Crick News

ISSUE 32

September 2017

Science snippets

science-snippets-2-503x307px.jpg

New technique overcomes genetic cause of infertility

Scientists have created healthy offspring from genetically infertile male mice, offering a potential new approach to tackling a common genetic cause of human infertility.

Our sex is determined by the X and Y chromosomes. Usually, girls have two X chromosomes (XX) and boys have one X and one Y (XY), but approximately 1 in 500 boys are born with an extra X or Y. Having three rather than two sex chromosomes can disrupt formation of mature sperm and cause infertility.

In a new study published in  Science, scientists at the Francis Crick Institute have found a way to remove the extra sex chromosome to produce fertile offspring. If the findings can be safely transferred into humans, it might eventually be possible for men with Klinefelter syndrome (XXY) or Double Y syndrome (XYY) that are infertile to have children through assisted reproduction using this technique.

However, lots more research is needed before this approach could ever be used in humans. Senior author James Turner, Group Leader at the Crick, explains: "There is currently no way to make mature sperm outside of the body. In our mouse experiments we have to inject cells that have the potential to become sperm back into the testes to help them finish developing. But we found that this caused tumours in some of the mouse recipients. So reducing the risk of tumour formation or discovering a way to produce mature sperm in a test tube will have to be developed before we can even consider this in humans."

Scientists find new method to fight malaria

Scientists have discovered a new way to slow down malaria infections, providing a possible new target for antimalarial drugs. The team are already working with pharmaceutical companies to use this knowledge to develop new antimalarials - an important step in the battle against drug-resistant malaria.

When malaria parasites invade red blood cells, they form an internal compartment in which they replicate many times before bursting out of the cell and infecting more cells. In order to escape red blood cells, the parasites have to break through both the internal compartment and the cell membrane using various proteins and enzymes.

Scientists at the Francis Crick Institute and the London School of Hygiene & Tropical Medicine have identified a key protein involved in this process. Disrupting this protein reduces the efficiency of parasite escape, slowing down the rate of infection. The research, published in  PLOS Pathogens was funded by Cancer Research UK, the Medical Research Council and Wellcome.  

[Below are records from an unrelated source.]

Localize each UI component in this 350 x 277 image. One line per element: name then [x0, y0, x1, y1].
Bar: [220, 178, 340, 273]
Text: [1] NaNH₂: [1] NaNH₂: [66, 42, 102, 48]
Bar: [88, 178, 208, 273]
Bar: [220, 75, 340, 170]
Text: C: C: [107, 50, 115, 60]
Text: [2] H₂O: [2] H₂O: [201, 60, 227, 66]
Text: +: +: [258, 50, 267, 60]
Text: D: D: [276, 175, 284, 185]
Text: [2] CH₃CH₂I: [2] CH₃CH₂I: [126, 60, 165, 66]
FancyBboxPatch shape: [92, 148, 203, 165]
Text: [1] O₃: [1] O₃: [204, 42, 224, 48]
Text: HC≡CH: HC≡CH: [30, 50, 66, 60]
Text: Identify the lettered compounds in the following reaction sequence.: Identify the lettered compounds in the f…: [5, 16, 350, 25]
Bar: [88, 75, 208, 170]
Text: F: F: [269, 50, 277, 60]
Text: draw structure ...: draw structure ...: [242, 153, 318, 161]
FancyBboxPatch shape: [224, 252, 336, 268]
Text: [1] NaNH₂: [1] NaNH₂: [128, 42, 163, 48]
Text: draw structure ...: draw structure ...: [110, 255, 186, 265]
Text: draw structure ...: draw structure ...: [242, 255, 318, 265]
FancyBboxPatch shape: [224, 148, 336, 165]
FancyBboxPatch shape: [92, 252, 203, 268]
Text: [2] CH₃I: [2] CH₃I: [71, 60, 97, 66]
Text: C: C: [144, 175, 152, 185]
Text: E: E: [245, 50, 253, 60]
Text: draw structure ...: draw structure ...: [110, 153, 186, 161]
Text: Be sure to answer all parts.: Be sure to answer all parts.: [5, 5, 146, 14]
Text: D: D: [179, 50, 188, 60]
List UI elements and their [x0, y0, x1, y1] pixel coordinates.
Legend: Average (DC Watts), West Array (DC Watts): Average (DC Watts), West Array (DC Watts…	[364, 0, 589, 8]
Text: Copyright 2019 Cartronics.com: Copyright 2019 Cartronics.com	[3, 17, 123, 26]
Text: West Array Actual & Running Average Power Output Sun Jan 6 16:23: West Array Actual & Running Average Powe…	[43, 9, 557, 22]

"The parasite sits in its internal compartment inside the cell, surrounded by lots of proteins, a bit like a baby surrounded by amniotic fluid," says Mike Blackman, Group Leader at the Crick. "We focused on the most common protein, known as SERA5, assuming that it probably has an important role since there is so much of it."

The team are now working with GSK to see if SERA5 or one of the enzymes that it controls could be a potential drug target.

"Drug resistant malaria is a huge problem, so there is a real push to develop new drugs that work in a different way," says Mike. "None of the current antimalarials work by preventing the parasites from escaping red blood cells, so we think that the proteins and enzymes that help the parasites break free could be valuable new targets that we can design drugs for."

Chemo-boosting drug discovered for leukaemia

Drugs developed to treat heart and blood vessel problems could be used in combination with chemotherapy to treat an aggressive form of adult leukaemia, new research led by the Francis Crick Institute reveals.

In a study published in  Cancer Cell, researchers at the Francis Crick Institute, King's College London and Barts Cancer Institute discovered that acute myeloid leukaemia (AML) ─ the most common acute leukaemia affecting adults ─ causes bone marrow to 'leak' blood, preventing chemotherapy from being delivered properly. Drugs that reversed bone marrow leakiness boosted the effect of chemotherapy in mice and human tissue, providing a possible new combination therapy for AML patients.

"We found that the cancer was damaging the walls of blood vessels responsible for delivering oxygen, nutrients, and chemotherapy. When we used drugs to stop the leaks in mice, we were able to kill the cancer using conventional chemotherapy," says Diana Passaro, first author of the paper and researcher at the Crick.

As the drugs are already in clinical trials for other conditions, it is hoped that they could be given the green light for AML patients in the future.

AML is relatively rare ─ approximately 2,600 people are diagnosed in the UK each year ─ but as it mainly affects people over 65, prevalence is likely to increase with an ageing population. It is a particularly aggressive cancer, with fewer than a quarter of patients living for five years after diagnosis. Chemotherapy resistance and relapse are a major problem in treating the disease.